I enjoyed the meditative quality of this book. It really embodied the experience of the end of the pandemic very succinctly. I’m someone who always wanted to travel extensively. Sadly, I likely will never get the chance. Just as the author indulges in “armchair” traveling, I can experience double armchair traveling through the reading of this book. It is also just the right length, which is a fete not easily achieved.
This was an interesting reflection on train travel. There were personal anecdotes but also historical tidbits that were fun. I do think some of the book was a bit dull and it was hard to stay interested. I probably wouldn’t recommend this to someone not interested in train travel or interested in history, but at least the book is pretty short!
A lyrical, thoughtful non-travelogue, self-consciously of and among women's travelogues and it's own place in the conversation. A meditation marred by a sort of insistence on its place in a COVID-literature corpus. Beautifully written with interesting history mixed well with autobiographical vignettes. And adventure worth the accompanying the author.
I really enjoy the adventure of train travel and OffThe Tracks was a wonderful guide to the world of train travel.Pamela Mulloy shares her train travels and also shares travels of people in history like the actress Sarah Bernhardt,An interesting read that I will be recommending.#netgalley #ecw
The author reflects on memorable train journeys in her life as well as the train travel adventures and happenings of famous people in the past. An enjoyable and fun mix. Thank you to NetGalley for an arc in exchange for an honest review.
The author reflects on her own train travels over the years while stuck in COVID lockdown. In doing so, Mulloy also does some research on the history of train travel and some famous train journeys. Entertaining, informative, and interesting.

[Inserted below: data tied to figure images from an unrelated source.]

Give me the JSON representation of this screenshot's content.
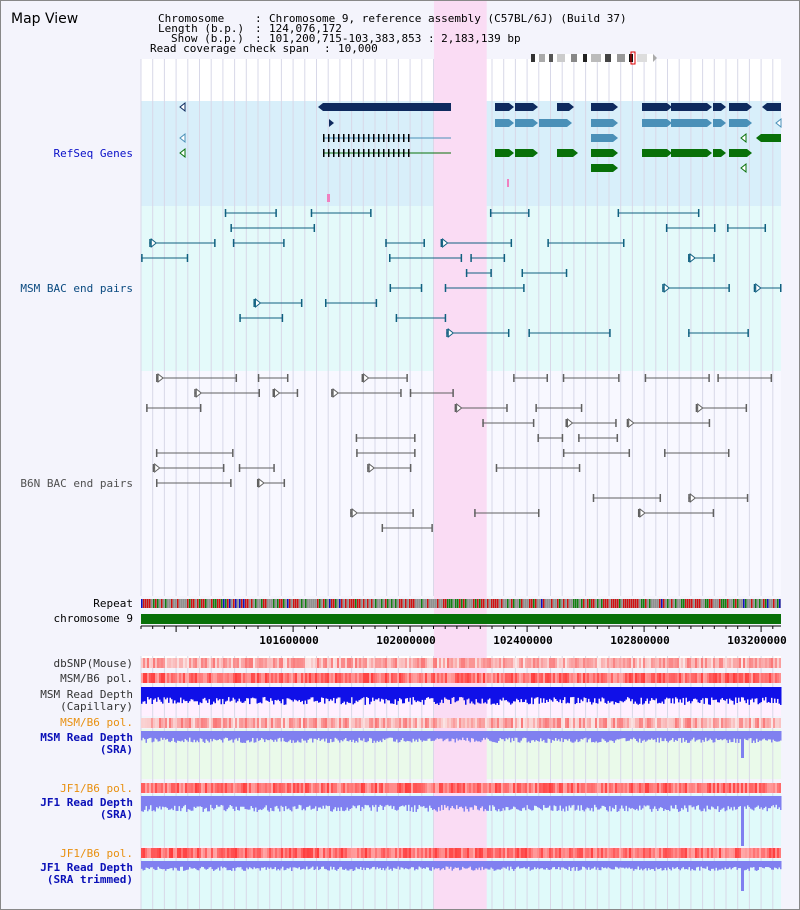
{
  "view_title": "Map View",
  "header": {
    "chromosome_key": "Chromosome",
    "chromosome_value": "Chromosome 9, reference assembly (C57BL/6J) (Build 37)",
    "length_key": "Length (b.p.)",
    "length_value": "124,076,172",
    "show_key": "Show (b.p.)",
    "show_value": "101,200,715-103,383,853 : 2,183,139 bp",
    "coverage_key": "Read coverage check span",
    "coverage_value": "10,000"
  },
  "tracks": {
    "refseq": "RefSeq Genes",
    "msm_bac": "MSM BAC end pairs",
    "b6n_bac": "B6N BAC end pairs",
    "repeat": "Repeat",
    "chromosome": "chromosome 9",
    "dbsnp": "dbSNP(Mouse)",
    "msm_b6_pol_1": "MSM/B6 pol.",
    "msm_depth_cap_1": "MSM Read Depth",
    "msm_depth_cap_2": "(Capillary)",
    "msm_b6_pol_2": "MSM/B6 pol.",
    "msm_depth_sra_1": "MSM Read Depth",
    "msm_depth_sra_2": "(SRA)",
    "jf1_b6_pol_1": "JF1/B6 pol.",
    "jf1_depth_sra_1": "JF1 Read Depth",
    "jf1_depth_sra_2": "(SRA)",
    "jf1_b6_pol_2": "JF1/B6 pol.",
    "jf1_depth_trim_1": "JF1 Read Depth",
    "jf1_depth_trim_2": "(SRA trimmed)"
  },
  "axis": {
    "start_bp": 101200715,
    "end_bp": 103383853,
    "ticks": [
      "101600000",
      "102000000",
      "102400000",
      "102800000",
      "103200000"
    ]
  },
  "highlight_region": {
    "start_bp": 102200000,
    "end_bp": 102380000
  },
  "colors": {
    "refseq_bg": "#d8effa",
    "bac_bg": "#e4fafa",
    "highlight": "#fadcf4",
    "gene_dark": "#0e2a5e",
    "gene_mid": "#4a90b8",
    "gene_green": "#087008",
    "msm_line": "#106080",
    "b6n_line": "#606060",
    "chrom_bar": "#087008",
    "depth_capillary": "#1010e8",
    "depth_sra": "#8080f0"
  }
}
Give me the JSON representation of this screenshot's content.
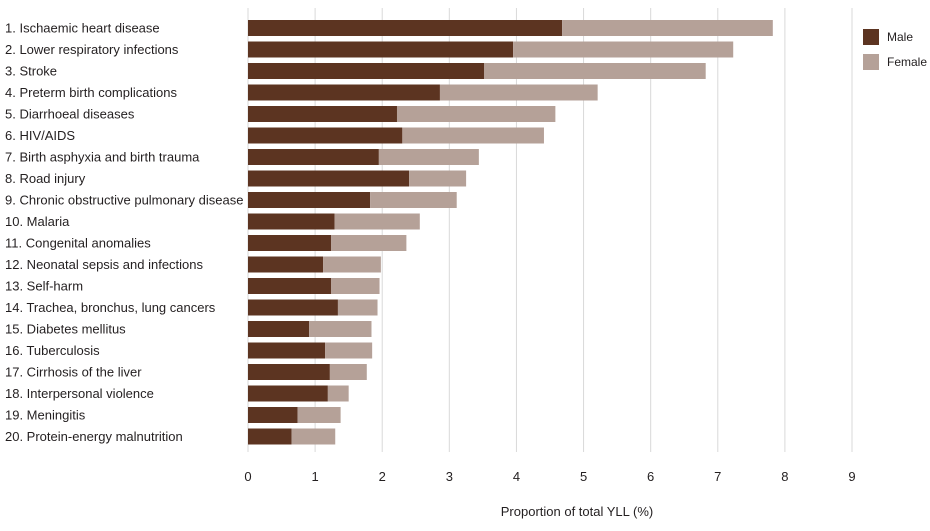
{
  "chart_data": {
    "type": "bar",
    "orientation": "horizontal",
    "stacked": true,
    "categories": [
      "1. Ischaemic heart disease",
      "2. Lower respiratory infections",
      "3. Stroke",
      "4. Preterm birth complications",
      "5. Diarrhoeal diseases",
      "6. HIV/AIDS",
      "7. Birth asphyxia and birth trauma",
      "8. Road injury",
      "9. Chronic obstructive pulmonary disease",
      "10. Malaria",
      "11. Congenital anomalies",
      "12. Neonatal sepsis and infections",
      "13. Self-harm",
      "14. Trachea, bronchus, lung cancers",
      "15. Diabetes mellitus",
      "16. Tuberculosis",
      "17. Cirrhosis of the liver",
      "18. Interpersonal violence",
      "19. Meningitis",
      "20. Protein-energy malnutrition"
    ],
    "series": [
      {
        "name": "Male",
        "color": "#5c3421",
        "values": [
          4.68,
          3.95,
          3.52,
          2.86,
          2.22,
          2.3,
          1.95,
          2.4,
          1.82,
          1.29,
          1.24,
          1.12,
          1.24,
          1.34,
          0.91,
          1.15,
          1.22,
          1.19,
          0.74,
          0.65
        ]
      },
      {
        "name": "Female",
        "color": "#b5a198",
        "values": [
          3.14,
          3.28,
          3.3,
          2.35,
          2.36,
          2.11,
          1.49,
          0.85,
          1.29,
          1.27,
          1.12,
          0.86,
          0.72,
          0.59,
          0.93,
          0.7,
          0.55,
          0.31,
          0.64,
          0.65
        ]
      }
    ],
    "xlabel": "Proportion of total YLL (%)",
    "ylabel": "",
    "title": "",
    "xlim": [
      0,
      9
    ],
    "xticks": [
      0,
      1,
      2,
      3,
      4,
      5,
      6,
      7,
      8,
      9
    ],
    "grid": "vertical",
    "legend": "top-right"
  }
}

This is hard to pin down or rate. It is part memoir, travel journal, historical narrative, stream of consciousness, and period piece from the start of Covid. It was interesting but you have to be in the right mind set to enjoy the book.
Nice to listen to while traveling. Creative subject matter for the author to write while she (and all of us) were restricted from traveling. Of course, I especially enjoyed the bits of history she intertwined throughout the novel, "Tycoons and Explorers."
The author is Canadian from a city near where I live so this was an interesting book for me to read. I am attending an event at a local library next week with this author discussing her book.
This book details the author's love of train travel, whether it is the annual train rides with her daughter to visit family in the Maritimes or family trips in Europe or Poland. When covid hit in 2020 and we were unable to travel, the author went on an imaginary train journey based on her past trips as well as past trips in history.
After I finished reading this book, I know I will be planning a train journey in my future.
It's not quite a travelogue...but it's not quite a memoir. This is an easy read, but it would be more interesting if it picked a single identity and stuck with it throughout the book.